There are aluminium cans of soft drink, fruit juice boxes that have undergone aseptic processing, foil chip packets filled with oxygen, and in the meat aisle we have identical cuts of bacon in vacuum-sealed plastic.
If you want to know how current-day food markets really work, this is the place to start. Overall, this short book is packed with so much information and different points of discussion that it not only leaves readers impassioned, but also hungry for more. One of the great contributions of this book is that, in synthesizing the field so effectively, it sets into relief some of the most salient questions in food systems scholarship today.
And as the food industry continues to consolidate, Howard's work will become increasingly vital to imagining an economy with open, competitive markets for farmers and eaters alike. The fact that much of this food system concentration is intentionally behind the scenes-only a few companies own many brand names and operate through multiple subsidiaries-often renders the public unaware of this monopoly.
The book begins with retailers and moves down through the food chain, with chapters devoted to distributors, processors, and finally, the farm. Additional chapters cover agricultural inputs such as seeds and pesticides, commodity pricing, and organic food production.
Written in an academic yet eminently accessible style, the text is well researched and documented. Chapter references and a comprehensive index are at the end of the work. Points are illustrated with clear graphics and comprehensible tables.
Current examples featuring larger, well-known corporations add to the text's relevance and readability.
Non-polemical and jargon-free, this is a concise and concerning look at the ever-increasing food system concentration in the US and the global food supply chain. It is relevant also for the European reader, at least as a possible future scenario for the European agri-foodsystem.
The company serves local, regional and international organizations and acts as a direct link to a variety of products,services and solutions in the market.

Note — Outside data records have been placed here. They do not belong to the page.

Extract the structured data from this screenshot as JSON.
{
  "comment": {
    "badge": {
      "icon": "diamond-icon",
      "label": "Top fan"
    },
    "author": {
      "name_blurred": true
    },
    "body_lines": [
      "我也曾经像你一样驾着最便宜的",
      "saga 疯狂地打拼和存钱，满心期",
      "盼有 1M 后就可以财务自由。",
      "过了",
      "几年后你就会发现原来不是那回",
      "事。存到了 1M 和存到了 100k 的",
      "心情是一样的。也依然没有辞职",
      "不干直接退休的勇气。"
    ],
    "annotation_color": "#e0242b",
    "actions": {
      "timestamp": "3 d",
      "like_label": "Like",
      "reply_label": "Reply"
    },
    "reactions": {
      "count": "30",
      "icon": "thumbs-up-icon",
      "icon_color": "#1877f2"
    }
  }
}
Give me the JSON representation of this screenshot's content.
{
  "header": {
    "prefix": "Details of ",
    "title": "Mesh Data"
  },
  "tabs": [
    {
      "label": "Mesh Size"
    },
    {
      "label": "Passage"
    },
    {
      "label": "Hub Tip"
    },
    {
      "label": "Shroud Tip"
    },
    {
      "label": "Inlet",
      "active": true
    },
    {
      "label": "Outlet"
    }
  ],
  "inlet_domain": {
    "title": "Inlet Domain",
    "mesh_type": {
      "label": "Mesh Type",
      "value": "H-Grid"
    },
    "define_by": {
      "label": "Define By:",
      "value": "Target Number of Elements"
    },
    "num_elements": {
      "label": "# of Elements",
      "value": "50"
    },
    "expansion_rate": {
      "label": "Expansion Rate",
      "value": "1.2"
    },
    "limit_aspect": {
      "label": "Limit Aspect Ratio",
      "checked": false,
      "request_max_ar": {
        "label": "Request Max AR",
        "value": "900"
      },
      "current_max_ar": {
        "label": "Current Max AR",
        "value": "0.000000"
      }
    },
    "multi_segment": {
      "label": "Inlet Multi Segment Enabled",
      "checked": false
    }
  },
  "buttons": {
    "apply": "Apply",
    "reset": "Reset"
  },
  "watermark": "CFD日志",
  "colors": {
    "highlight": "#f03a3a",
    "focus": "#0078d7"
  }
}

By wielding this power and changing the entire outlook of food industry, there is no longer consolation in buying a supermarket beef patty and a beef burger from McDonalds.
The two have been produced in the same factory, in a seemingly similar manner of cost cutting efficiency. Bargaining power refers to the ability to set higher prices for goods and services, and restaurants face bargaining situations when buying food, paper goods, maintenance services, restaurant equipment and furnishings, and sanitary supplies.